Part of my “Intention Setting” in the New Year, includes reflecting on the year prior. I like to scan the year, and write down my learnings. It’s a different perspective to see it all before me on paper. There is also something cathartic about the experience. It’s not always easy, but deeply purposeful.


Here are some…

*I’ve learned it’s okay to share my struggles and my authentic self, instead of masking my reality. We are in this life experience together, why not be real about it ?


*In light of friendships shifting, I can still move forward into a new phase with love & kindness.

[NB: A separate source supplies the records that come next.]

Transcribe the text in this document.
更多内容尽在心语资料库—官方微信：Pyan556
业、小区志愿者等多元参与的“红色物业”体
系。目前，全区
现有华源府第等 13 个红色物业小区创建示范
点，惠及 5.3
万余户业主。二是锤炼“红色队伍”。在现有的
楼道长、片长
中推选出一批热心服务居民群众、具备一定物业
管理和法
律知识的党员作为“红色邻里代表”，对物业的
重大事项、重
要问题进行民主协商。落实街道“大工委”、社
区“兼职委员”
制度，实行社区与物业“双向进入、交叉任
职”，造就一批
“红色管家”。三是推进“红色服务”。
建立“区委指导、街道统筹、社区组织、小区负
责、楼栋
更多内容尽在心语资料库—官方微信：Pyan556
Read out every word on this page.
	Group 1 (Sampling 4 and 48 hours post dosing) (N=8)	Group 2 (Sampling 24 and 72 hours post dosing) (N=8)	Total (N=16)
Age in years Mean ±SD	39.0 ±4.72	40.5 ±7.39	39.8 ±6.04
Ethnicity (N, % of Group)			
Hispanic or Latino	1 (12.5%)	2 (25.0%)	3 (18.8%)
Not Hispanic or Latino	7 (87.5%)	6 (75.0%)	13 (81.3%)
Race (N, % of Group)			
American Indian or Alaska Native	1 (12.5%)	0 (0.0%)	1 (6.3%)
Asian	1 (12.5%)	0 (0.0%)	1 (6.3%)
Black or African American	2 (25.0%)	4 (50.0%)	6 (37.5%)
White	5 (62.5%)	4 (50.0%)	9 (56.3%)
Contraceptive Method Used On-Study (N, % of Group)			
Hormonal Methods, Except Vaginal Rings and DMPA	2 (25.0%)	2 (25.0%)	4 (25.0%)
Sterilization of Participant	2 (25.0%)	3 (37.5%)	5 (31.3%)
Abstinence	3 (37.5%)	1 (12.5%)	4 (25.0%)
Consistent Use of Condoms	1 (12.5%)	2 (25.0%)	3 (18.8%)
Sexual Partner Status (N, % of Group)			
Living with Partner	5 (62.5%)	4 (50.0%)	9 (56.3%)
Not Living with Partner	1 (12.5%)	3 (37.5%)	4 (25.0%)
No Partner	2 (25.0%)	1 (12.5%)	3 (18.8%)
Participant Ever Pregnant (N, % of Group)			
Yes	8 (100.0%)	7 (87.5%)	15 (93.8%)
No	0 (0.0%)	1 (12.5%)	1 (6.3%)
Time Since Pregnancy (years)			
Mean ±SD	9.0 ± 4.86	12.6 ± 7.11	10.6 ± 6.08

I know it’s okay to choose to remove people out of my circle if they do not serve me, or me them any longer. I see its an act of love on both sides.


*2016 taught me the importance of taking deep care of my health. I have to be the advocate for myself because no one knows my body as intimately as I do. Without health there is nothing to anchor your self to, except faith, of course.


*I learned this year that when I step out of my comfort zone and do something that is not comfortable for me I will grow expedientially. I learned that when I auditioned for the Voice, even though I did not make it onto the show, I was able to walk away from the experience knowing that I stepped into my fear and did it, at all costs. Not getting a call back was nothing in comparison to the strength that I mustered in just showing up.


*I’ve learned that when you live with a forgiving heart, you’re able to truly feel peace. Holding a grudge or feelings of resentment, towards others, or towards oneself, do not serve me or anyone else.


*I have really learned that I have a hard time with change. My eldest son graduated from High school and the shift was really hard for me. As my children are getting older it is a struggle to let go and trust their independence that lives separate from me. I have come to realize that as embrace things that I can not change, I am peaceful and my relationships grow stronger. Change is a constant and I am slowly accepting this truth.


*I have been able to take a huge leap of faith and leave my children for longer than a few days, putting my trust in others, and them in order to travel. My kids were fine and they survived without me. My love for traveling has grown so much this past year, and I am looking forward to investing in traveling more in 2017. It was so good to really reconnect with my husband and remember who we are as a couple. The investment is worth everything.


*I have realized that my experience of writing has grown so much more than it’s beginnings in songwriting. I have such a desire to write, share and process my truths, whether it’s through a song or I a writing for my blog. It is deeply therapeutic and has helped me grow in ways I could not have imagined.